The requirements.txt
file lists all Python libraries that the project depend on,
and they will be installed using:
pip install -r requirements.txt
The code is divided as follows
main.py
: This Python file contains the main code for running the model learning process.core_comp
: This folder contains all the files for the core classes of time intervals components.tirp_prefixes
: This folder contains all the files for the TIRP-Prefix definitions and detection.prediction
: This folder contains all the files for the prediction classes of TIRP's completion (e.g., SCPM, FCPM, and XGBoost-based models).
The flow
The given code processes and evaluates predictive models for events of interest using time interval data.
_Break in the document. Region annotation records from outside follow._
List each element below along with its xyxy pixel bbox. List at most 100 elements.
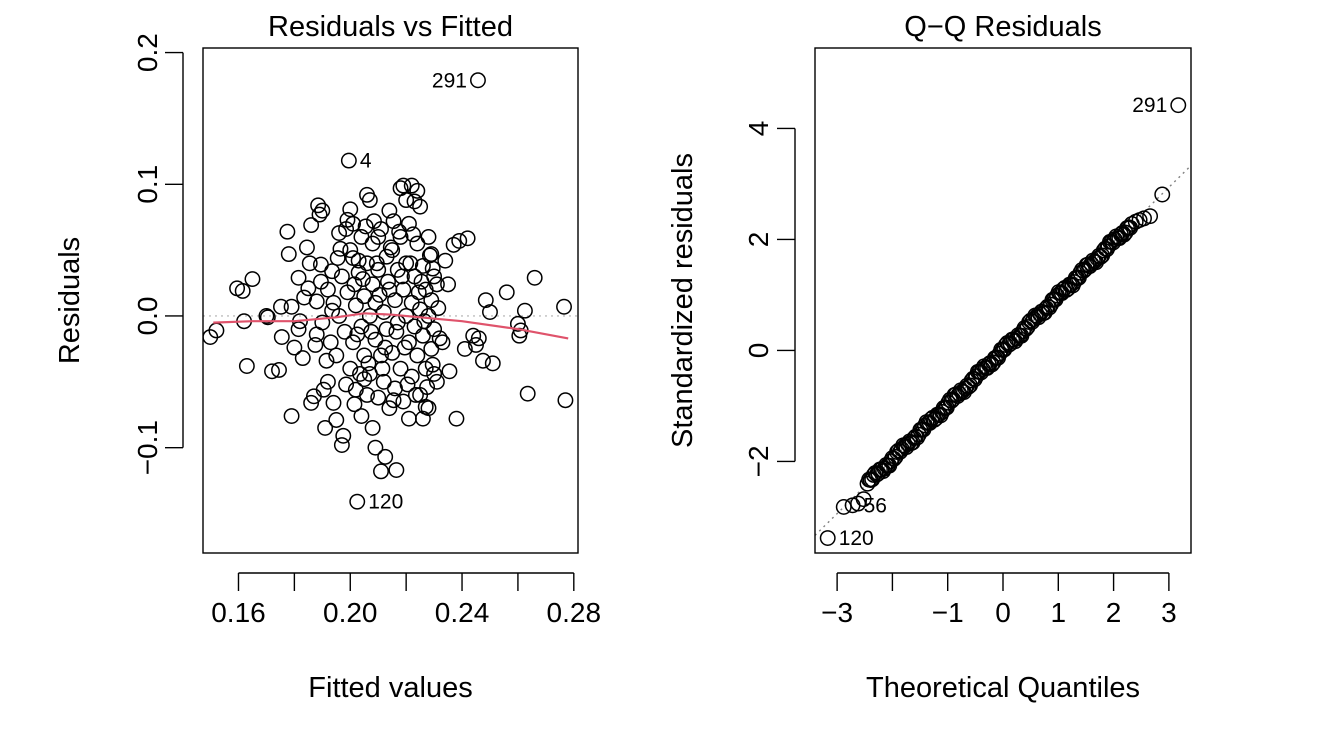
x-axis-label: Theoretical Quantiles xyxy=(866,672,1140,704)
data-point xyxy=(519,385,536,402)
data-point xyxy=(417,360,434,377)
data-point xyxy=(349,493,366,510)
x-tick-label: 0 xyxy=(995,597,1011,628)
data-point xyxy=(317,419,334,436)
data-point xyxy=(356,371,373,388)
data-point xyxy=(381,202,398,219)
data-point xyxy=(324,263,341,280)
data-point xyxy=(416,313,433,330)
data-point xyxy=(430,300,447,317)
data-point xyxy=(385,392,402,409)
loess-smooth-line xyxy=(213,312,569,340)
data-point xyxy=(498,284,515,301)
data-point xyxy=(516,302,533,319)
data-point xyxy=(238,358,255,374)
x-axis-label: Fitted values xyxy=(308,672,472,704)
x-tick-label: −1 xyxy=(932,597,964,628)
data-point xyxy=(342,360,359,377)
data-point xyxy=(307,336,324,353)
data-point xyxy=(394,268,410,285)
y-tick-label: −0.1 xyxy=(132,420,163,475)
data-point xyxy=(437,252,454,269)
data-point xyxy=(314,202,331,219)
data-point xyxy=(431,330,448,347)
y-tick-label: 0 xyxy=(743,343,774,359)
data-point xyxy=(484,355,501,372)
data-point xyxy=(428,373,445,390)
data-point xyxy=(398,192,415,209)
data-point xyxy=(420,400,437,417)
data-point xyxy=(1089,250,1106,267)
data-point xyxy=(273,329,290,345)
data-point xyxy=(345,250,362,266)
y-axis-label: Standardized residuals xyxy=(667,153,699,448)
qq-reference-line xyxy=(815,165,1191,536)
data-point xyxy=(325,294,342,311)
data-point xyxy=(371,286,388,303)
data-point xyxy=(325,394,342,411)
data-point xyxy=(310,197,327,214)
data-point xyxy=(258,308,275,324)
data-point xyxy=(374,360,391,377)
data-point xyxy=(400,334,417,351)
data-point xyxy=(271,362,287,378)
data-point xyxy=(259,309,276,326)
point-id-label: 291 xyxy=(1132,94,1167,117)
data-point xyxy=(315,381,332,398)
data-point xyxy=(855,491,872,508)
data-point xyxy=(375,304,392,320)
data-point xyxy=(363,323,380,340)
y-tick-label: 2 xyxy=(743,232,774,248)
point-id-label: 56 xyxy=(864,494,887,517)
data-point xyxy=(475,352,491,369)
data-point xyxy=(335,427,352,444)
plot-frame xyxy=(814,47,1192,554)
data-point xyxy=(1154,186,1171,203)
plot-frame xyxy=(202,47,579,554)
data-point xyxy=(353,318,370,335)
x-tick-label: 3 xyxy=(1161,597,1177,628)
data-point xyxy=(360,355,377,372)
data-point xyxy=(370,261,387,278)
x-tick-label: 0.28 xyxy=(547,597,602,628)
data-point xyxy=(283,298,300,315)
data-point xyxy=(391,223,408,240)
data-point xyxy=(364,419,381,436)
data-point xyxy=(336,323,353,340)
data-point xyxy=(346,276,363,293)
data-point xyxy=(406,193,423,210)
data-point xyxy=(426,321,443,338)
data-point xyxy=(396,339,413,356)
point-id-label: 120 xyxy=(839,527,874,550)
x-tick-label: 2 xyxy=(1106,597,1122,628)
data-point xyxy=(294,350,311,367)
data-point xyxy=(470,72,486,89)
data-point xyxy=(440,276,457,293)
data-point xyxy=(400,215,417,232)
data-point xyxy=(420,308,437,324)
x-tick-label: 0.20 xyxy=(323,597,378,628)
data-point xyxy=(403,368,420,385)
data-point xyxy=(366,213,382,230)
data-point xyxy=(526,269,543,286)
data-point xyxy=(409,347,426,364)
data-point xyxy=(413,273,430,290)
point-id-label: 291 xyxy=(432,69,467,92)
data-point xyxy=(328,347,345,364)
data-point xyxy=(340,152,357,169)
data-point xyxy=(283,408,300,425)
data-point xyxy=(370,389,387,406)
data-point xyxy=(367,439,384,456)
data-point xyxy=(448,410,465,427)
data-point xyxy=(459,230,476,247)
y-tick-label: 4 xyxy=(743,121,774,137)
data-point xyxy=(364,235,381,252)
data-point xyxy=(451,232,468,249)
data-point xyxy=(482,304,498,320)
y-tick-label: 0.0 xyxy=(132,297,163,336)
data-point xyxy=(819,530,836,546)
data-point xyxy=(234,283,251,299)
data-point xyxy=(298,239,315,256)
data-point xyxy=(403,177,420,194)
y-tick-label: 0.1 xyxy=(132,165,163,204)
Let's break down the flow of the code step by step:
-
Load Data: The code starts by defining various file paths. These paths point to different CSV files that contain data. It includes paths for STI data, raw data, and pattern data. The code also loads the training and test sets. It also extracts labels for the test set and the time of the event of interest from the test set. This is used for model evaluation.
-
Pattern Data: It loads patterns data. This patterns data will be used to build models.
-
Model Building Loop: The code then enters a loop that iterates over patterns that end with the event of interest. For each pattern, it does the following:
- Learns probability models for the pattern. It learns different probability models for the given pattern using different methods or parameters.
- Learns a time model for the pattern.
- Performs post-training cleanup.
-
Prediction Loop: After building the models for all patterns end with the event of interest, the code enters another loop that iterates over entities in the test set. For each entity, it does the following:
- Predicts the probability and time to event using specific models.
- Aggregates the predicted probability and time.
- Stores the aggregated prediction.
-
Model Evaluation: After making predictions for all test entities, the code evaluates the learned models. It calculates metrics like AUC-ROC and AUPRC using specific evaluation parameters (tau and w). Then, the code prints the metrics to the console.
Any contributions you make are greatly appreciated.
If you have a suggestion that would make this better, please fork the repo and create a pull request. You can also simply open an issue with the tag "enhancement".
Don't forget to give the project a star!
Thanks again!
Distributed under the MIT License. See LICENSE.txt
for more information.
I would like to thank Tali Malenboim, Lior Tkach, and Shani Bahat for their help in debugging this repository, asking questions, and providing comments.
These students plan to continue my PhD work, and they have done a great job of understanding all the complex aspects of this research in order to implement their own ideas in the future.
I wish you all the best with your research, and I hope this repository will help you achieve your academic goals.
In memory of Lior Tkach (M.Sc. student in Prof. Robert Moskovitch's lab), who was tragically killed in a terror attack on October 7th, 2023.
Lior's passion for knowledge and dedication to his work were evident in his constructive comments and pivotal role in debugging the code for this repository. His memory lives on in our hearts and in the work we continue to do.